The concentrations of allantoin, uric acid and creatinine in urine and the PD excretion were not affected by the level of concentrate used. The PD/CT ratio in spot urine samples has been used to indicate relative rates of efficiency in the rumen microbial nitrogen synthesis and to compare diets in dairy cows (Bargo et al 2002). In this study the PD/CT ratio was no difference among treatments (3.7, 3.6 and 3.4 mmol L-1 for the groups supplemented with 0, 3 and 6 kg of concentrate, respectively), and higher than those reported by Pulido et al (2010) and Bargo et al (2002), even though, these authors found an increase of the PD/CT ratio when increasing the level of supplementation. One probable explanation for the lack of effect in microbial protein production among the levels of concentrate supplementation could be the absence of effect of supplementation on the voluntary intake of food, and the type of concentrate used, rich in starch, that would have caused a decrease of the ruminal pH, increasing the energy losses of the microorganisms and as a consequence decreasing the de novo synthesis of amino acids (Russel and Wallace 1997). Bach et al (2005) reported that the optimum yield of microbial growth that would maximize the use of ruminal N would be of 29.0 g of MN kg-1 of rumen degradable organic matter (RDOM), a value that is close to the one obtained in this study (32.0 g of MN kg-1 of MOI, table 5) and it is within the ideal interval reported by Dewhurst (2000), in cows that graze high quality pastures.

An indication of the balance between supply and nutrient demand for energy and protein can be obtained by measuring the concentration of blood metabolites. Table 5 shows the plasma concentrations of NEFA, urea and albumin. Energy reserves (fat deposit) are mobilized during the lactation with an energy balance and the extent of lipomobilization can be assessed by measuring the plasma NEFA concentration (Kaneko et al 2008). The concentrations of NEFA increased (P < 0.05) due to grazing a lower PA, maybe as a consequence of the low-mass pasture that decreased the food intake, that is confirmed by the higher loss of live weight in animals grazing a low pasture allowance.

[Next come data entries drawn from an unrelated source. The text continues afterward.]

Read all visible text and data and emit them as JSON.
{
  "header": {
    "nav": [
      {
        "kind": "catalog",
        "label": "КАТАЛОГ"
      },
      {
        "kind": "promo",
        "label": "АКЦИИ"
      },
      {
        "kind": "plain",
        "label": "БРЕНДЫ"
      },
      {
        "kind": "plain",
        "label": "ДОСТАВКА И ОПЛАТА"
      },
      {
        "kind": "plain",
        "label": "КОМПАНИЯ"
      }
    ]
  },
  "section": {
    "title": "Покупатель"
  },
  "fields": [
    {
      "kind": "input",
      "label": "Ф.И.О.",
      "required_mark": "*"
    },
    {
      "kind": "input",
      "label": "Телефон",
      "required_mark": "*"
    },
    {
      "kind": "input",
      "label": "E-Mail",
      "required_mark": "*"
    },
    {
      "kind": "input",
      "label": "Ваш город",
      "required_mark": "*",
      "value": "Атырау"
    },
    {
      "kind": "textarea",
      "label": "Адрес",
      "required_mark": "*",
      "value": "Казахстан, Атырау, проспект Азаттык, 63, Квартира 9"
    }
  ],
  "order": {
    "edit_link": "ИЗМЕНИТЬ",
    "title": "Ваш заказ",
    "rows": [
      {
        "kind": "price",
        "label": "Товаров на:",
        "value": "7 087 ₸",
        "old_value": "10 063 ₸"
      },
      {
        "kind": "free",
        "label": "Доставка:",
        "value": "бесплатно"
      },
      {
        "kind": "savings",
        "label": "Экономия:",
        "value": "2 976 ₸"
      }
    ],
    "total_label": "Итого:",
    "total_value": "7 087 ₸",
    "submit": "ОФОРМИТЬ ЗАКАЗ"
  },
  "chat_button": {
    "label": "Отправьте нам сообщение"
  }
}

A high urea concentration in the plasma or milk indicates a high rumen ammonia concentration, with excess ammonia passing into the blood stream and being converted to urea in liver. The plasma urea concentration were higher with a high PA (P < 0.05) and, for both pasture allowances, they were kept above the superior reference limit (< 7.0 mmol L-1) (Wittwer et al 1999), which indicates an asynchrony between energy/protein in rumen (Pacheco and Waghorn 2007), a high concentration of protein in the diet (table 1). Plasma concentrations of albumin were higher for the cows grazing the high pasture allowance (P < 0.05), suggesting a higher amino acid absorption in gut associated a microbial protein synthesis.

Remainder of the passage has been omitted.